FDA Being Questioned On Insufficient J&J Booster Data & Speedy Review
Johnson & Johnson had submitted its booster vaccine data to the Food and Drug Administration ten days prior to the vaccine’s advisory committee’s meeting.
The Food and Drug Administration’s officials did acknowledge in their presentations that they were yet to verify all the data that was submitted by Johnson & Johnson.
One of the Vaccines and Related Biological Products Advisory Committee’s members, Dr. Cody Meissner, questioned the speed at which the data had been reviewed by claiming it was a bit too early to vote against or for the booster shots as there are still a lot of uncertainties and a few pending issues to be addressed.
Dr. Timothy Brennan, an FDA medical officer, said in their defense that even though the sample size of the trial did not allow drawing a clear conclusion on the data, the figures claimed that the side effects of the booster dose were less compared to the first dose.

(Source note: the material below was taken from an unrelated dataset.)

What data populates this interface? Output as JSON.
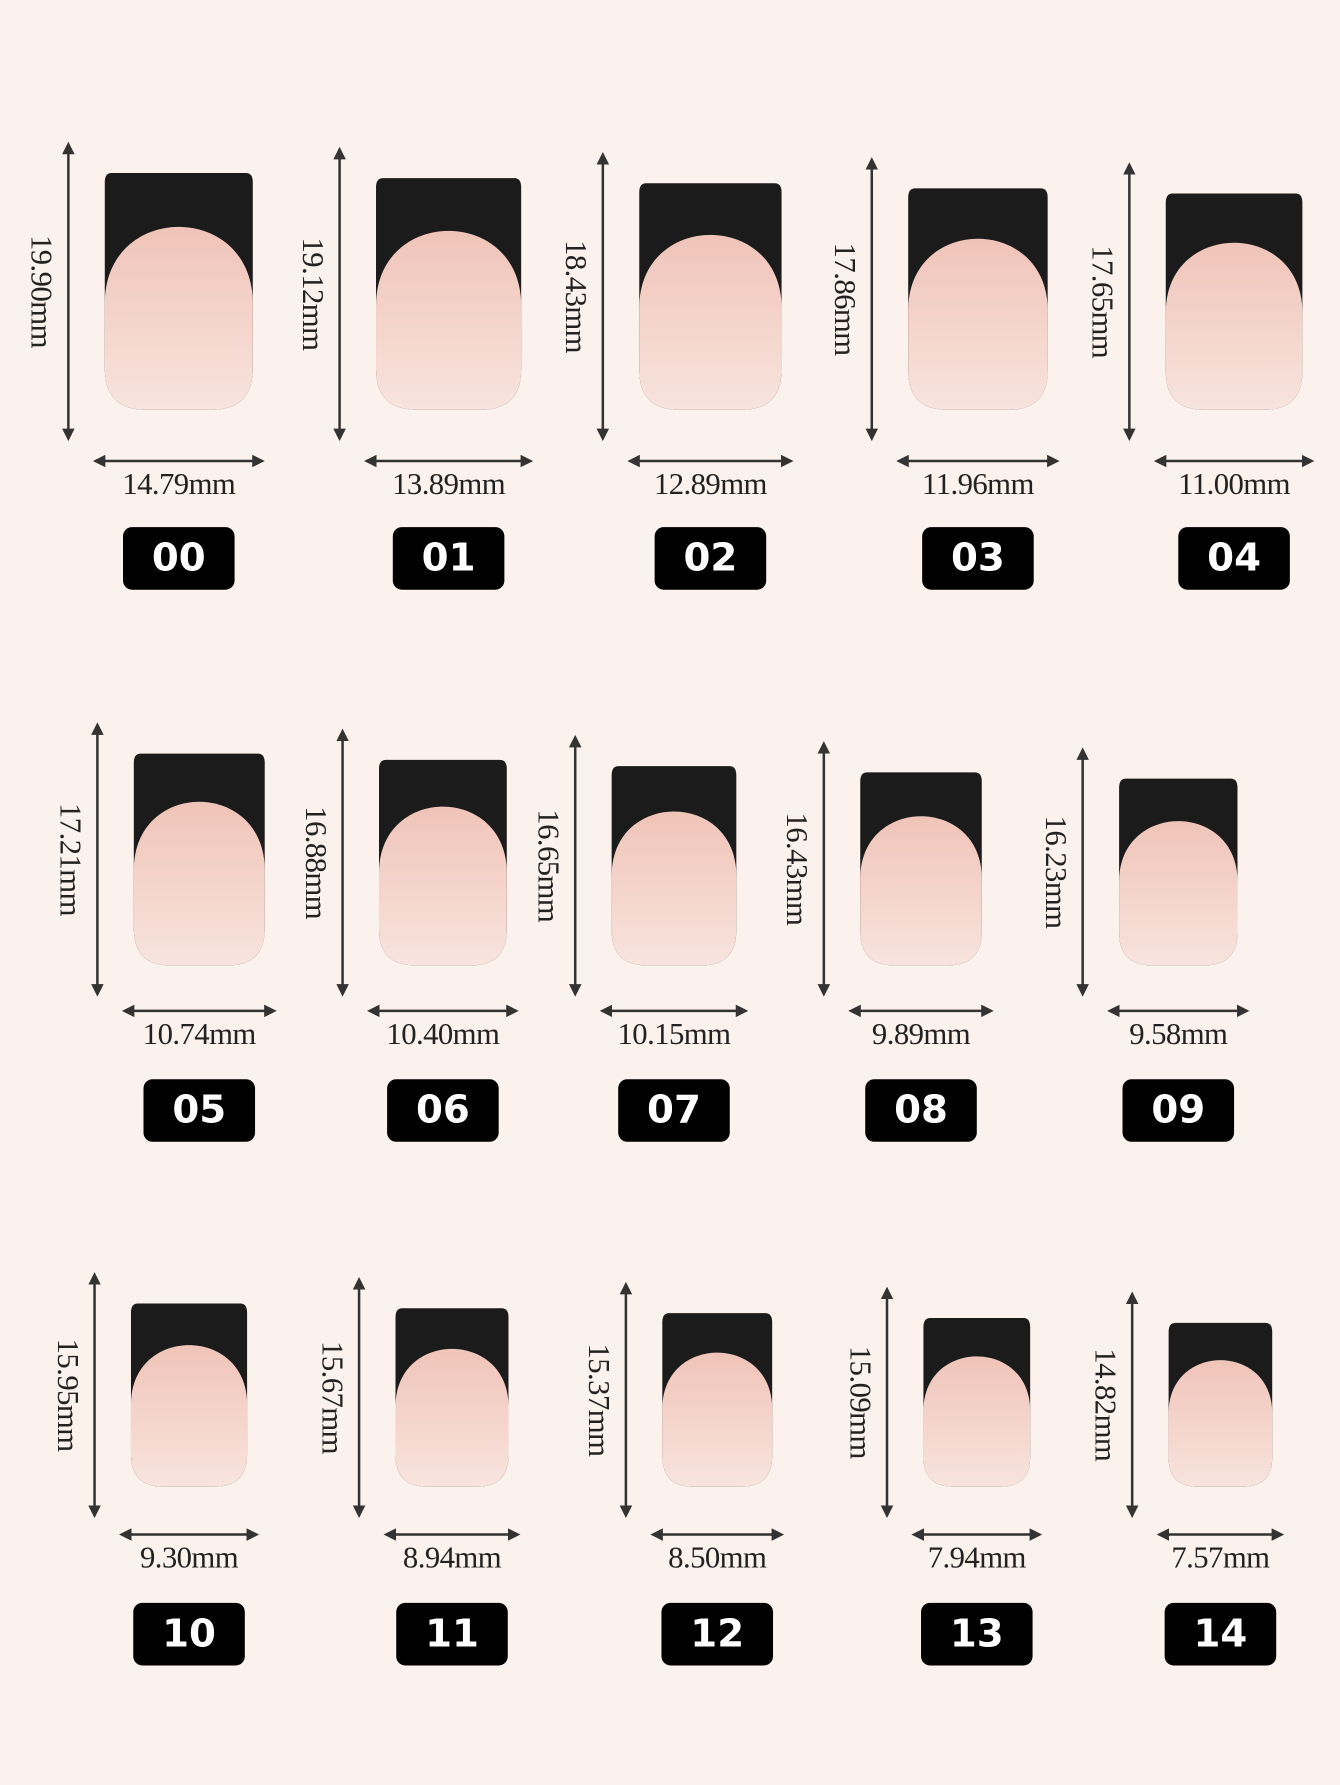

He also said that Johnson & Johnson’s booster vaccine trials only had 17 participants in the age group of 18 to 55 years.
Dr. Brennan further added that Johnson & Johnson’s data was yet to be confirmed. Johnson & Johnson’s data reported 47% of participants experiencing headache, 21% experiencing muscle pain, and 26% experienced fatigue after getting their booster shots.
Another vaccine committee member, Dr. Archana Chatterjee also expressed her surprise at the fact that when all of the company’s presentations and briefing documents repeatedly claimed that the data had not been verified by the FDA, there was no purpose of bringing it to the Vaccines and Related Biological Products Advisory Committee.
VRBPAC committee chairman Dr. Arnold Monto was of the opinion that the weaker performance of Johnson & Johnson’s vaccine in comparison to Moderna and Pfizer had played a part in the speedy reviews of their booster dose.
Dr. Monto further explained that the public’s health is at risk here and from what we have observed thus far since the overall efficiency of the J&J vaccine has been lower compared to mRNA vaccines, there is a sense of urgency to make some progress.
FDA’s center for biologics and research director, Dr. Peter Marks had suggested that the panel should go ahead with the meeting before addressing the pending concerns of any members.
He further claimed that the Food and Drug Administration had evaluated the immunogenicity data submitted by Johnson & Johnson of thousands of participants prior to Friday’s committee meeting, a process which would have otherwise taken months to get through.
Dr. Mark suggested that they could work their way through this process by addressing all the member’s concerns and if, after that, the general opinion is that it is too early to give a green signal to anything yet, they could figure out what needs to be done to make the booster vaccine acceptable in the future.
Another committee member, Dr. Michael Nelson suggested that even though J&J’s data did seem a bit immature and lacking in a few areas, the efficiency and safety data that was submitted so far was enough to recommend emergency use in the U.S.